Because people are dumb, take out $180k in debt, and don't do 5 minutes of hw learning about the concept of loan amortization.


These exaggerated talking points are comical. The overwhelming majority of federal borrowers have nowhere near $180K in loans. You can't take out more than $30K in federal loans for undergrad.


It was for law school numbnuts. You sound oblivious to GradPlus loans that law school students typically use.

Do try to keep up next time before embarrassing yourself.


Don't play coy. You push this narrative to exaggerate who the real student loan debt slave is. It is not some over-educated lawyer with $180K in loans, it's a working class prole with $25K in debt from a local 2 or 4 year college, which they likely didn't graduate from.


Jesus Christ you are stupid. The post you originally responded to was a response to another post from a lawyer discussing how they're $180k in debt with student loans..

It's amazing how badly you keep embarrassing yourself.
Anonymous
Anonymous wrote:
Anonymous wrote:^no test prep either other than free online Khan academy that is available for everyone.

Then focus on your own kids. It is none of your business what others do.


It is the business of all taxpayers when we're discussing students/grads defaulting college loans or getting their debts cancelled.
Anonymous
What's the big deal? I can make $20k on interest alone in my savings + brokerage account in about a year. Cut 'em a break.
-Someone without student loans
Anonymous
Anonymous wrote:
Anonymous wrote:^no test prep either other than free online Khan academy that is available for everyone.

Then focus on your own kids. It is none of your business what others do.


I am glad that you agree with the Supreme Court. It is not other taxpayer's business what debts other chose to take.
Anonymous
Anonymous wrote:
Anonymous wrote:^no test prep either other than free online Khan academy that is available for everyone.

Then focus on your own kids. It is none of your business what others do.


Why others don't get a free education in college when it plenty available? Every single college in US provides at least full tuition scholarships, some even give full ride.
Anonymous
Anonymous wrote:
Anonymous wrote:
Anonymous wrote:^no test prep either other than free online Khan academy that is available for everyone.

Then focus on your own kids. It is none of your business what others do.


I am glad that you agree with the Supreme Court. It is not other taxpayer's business what debts other chose to take.


That wasn't SCOTUS' ruling. They held that the executive branch lacked the statutory authority to forgive the debts. The executive branch DOES have authority in certain cases, just not this one. And Congress can forgive all of the debt.
Anonymous
Anonymous wrote:
Anonymous wrote:
Anonymous wrote:
Anonymous wrote:^no test prep either other than free online Khan academy that is available for everyone.

Then focus on your own kids. It is none of your business what others do.


I am glad that you agree with the Supreme Court.
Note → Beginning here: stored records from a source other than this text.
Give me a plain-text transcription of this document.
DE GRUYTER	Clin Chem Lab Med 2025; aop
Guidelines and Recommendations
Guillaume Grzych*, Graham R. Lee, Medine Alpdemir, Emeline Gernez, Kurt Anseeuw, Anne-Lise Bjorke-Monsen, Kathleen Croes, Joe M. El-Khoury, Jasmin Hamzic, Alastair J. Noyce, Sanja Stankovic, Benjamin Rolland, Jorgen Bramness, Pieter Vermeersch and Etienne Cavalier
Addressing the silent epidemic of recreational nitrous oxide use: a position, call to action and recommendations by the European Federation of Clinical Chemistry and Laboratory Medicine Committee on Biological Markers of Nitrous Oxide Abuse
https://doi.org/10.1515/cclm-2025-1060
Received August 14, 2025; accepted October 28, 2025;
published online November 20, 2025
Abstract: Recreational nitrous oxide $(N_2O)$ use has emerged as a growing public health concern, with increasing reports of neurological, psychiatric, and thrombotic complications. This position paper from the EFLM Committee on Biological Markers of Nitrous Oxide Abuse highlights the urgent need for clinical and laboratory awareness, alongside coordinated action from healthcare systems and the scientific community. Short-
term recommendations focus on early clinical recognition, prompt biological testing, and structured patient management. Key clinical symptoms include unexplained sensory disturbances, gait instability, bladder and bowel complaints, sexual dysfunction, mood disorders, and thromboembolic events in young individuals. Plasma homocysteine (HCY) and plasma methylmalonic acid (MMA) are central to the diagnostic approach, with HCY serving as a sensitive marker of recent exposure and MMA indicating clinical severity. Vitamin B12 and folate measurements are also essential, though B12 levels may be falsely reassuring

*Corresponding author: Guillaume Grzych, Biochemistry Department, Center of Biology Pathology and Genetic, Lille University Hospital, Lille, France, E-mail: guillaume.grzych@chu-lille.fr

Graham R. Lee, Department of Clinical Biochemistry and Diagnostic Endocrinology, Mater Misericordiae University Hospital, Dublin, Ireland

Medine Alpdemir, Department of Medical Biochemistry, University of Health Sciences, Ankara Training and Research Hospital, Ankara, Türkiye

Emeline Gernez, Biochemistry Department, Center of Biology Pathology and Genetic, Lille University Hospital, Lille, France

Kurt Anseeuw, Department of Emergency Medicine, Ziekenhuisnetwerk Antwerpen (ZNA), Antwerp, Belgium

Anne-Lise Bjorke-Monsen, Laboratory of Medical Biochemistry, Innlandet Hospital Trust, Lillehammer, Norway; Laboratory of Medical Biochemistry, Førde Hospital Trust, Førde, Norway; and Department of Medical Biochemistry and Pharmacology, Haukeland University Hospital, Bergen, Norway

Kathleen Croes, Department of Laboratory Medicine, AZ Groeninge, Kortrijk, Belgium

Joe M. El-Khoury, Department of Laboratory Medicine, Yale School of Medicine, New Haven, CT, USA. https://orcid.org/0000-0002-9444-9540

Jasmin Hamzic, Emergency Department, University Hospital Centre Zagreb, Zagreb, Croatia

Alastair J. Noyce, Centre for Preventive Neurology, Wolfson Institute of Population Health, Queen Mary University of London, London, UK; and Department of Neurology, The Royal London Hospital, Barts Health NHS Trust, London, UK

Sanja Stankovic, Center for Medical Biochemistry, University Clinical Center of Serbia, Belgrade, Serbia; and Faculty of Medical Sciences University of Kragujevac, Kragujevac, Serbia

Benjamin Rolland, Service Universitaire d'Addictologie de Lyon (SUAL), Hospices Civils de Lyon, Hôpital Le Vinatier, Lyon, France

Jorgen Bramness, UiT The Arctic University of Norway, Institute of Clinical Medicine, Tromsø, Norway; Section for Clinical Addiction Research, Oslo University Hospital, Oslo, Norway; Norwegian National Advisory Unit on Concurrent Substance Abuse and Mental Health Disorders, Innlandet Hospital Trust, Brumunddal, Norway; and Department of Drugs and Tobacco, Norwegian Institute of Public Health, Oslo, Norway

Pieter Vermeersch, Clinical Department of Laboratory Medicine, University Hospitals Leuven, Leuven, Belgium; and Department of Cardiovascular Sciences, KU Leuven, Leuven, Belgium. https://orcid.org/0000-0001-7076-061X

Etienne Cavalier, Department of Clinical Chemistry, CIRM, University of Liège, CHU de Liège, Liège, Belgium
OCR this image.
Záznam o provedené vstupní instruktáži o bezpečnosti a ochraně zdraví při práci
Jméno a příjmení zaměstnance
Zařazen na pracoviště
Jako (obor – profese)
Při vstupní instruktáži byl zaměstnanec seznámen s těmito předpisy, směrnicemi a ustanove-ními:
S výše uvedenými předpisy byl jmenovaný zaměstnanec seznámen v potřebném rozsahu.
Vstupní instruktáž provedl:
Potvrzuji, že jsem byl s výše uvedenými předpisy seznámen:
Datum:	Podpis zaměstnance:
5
It is not other taxpayer's business what debts other chose to take.


That wasn't SCOTUS' ruling. They held that the executive branch lacked the statutory authority to forgive the debts. The executive branch DOES have authority in certain cases, just not this one. And Congress can forgive all of the debt.


Exactly! The funny part that this executive branch were totally aware of this and still continue to make false promises. Biden continue to blub about his promise even after the SC ruling.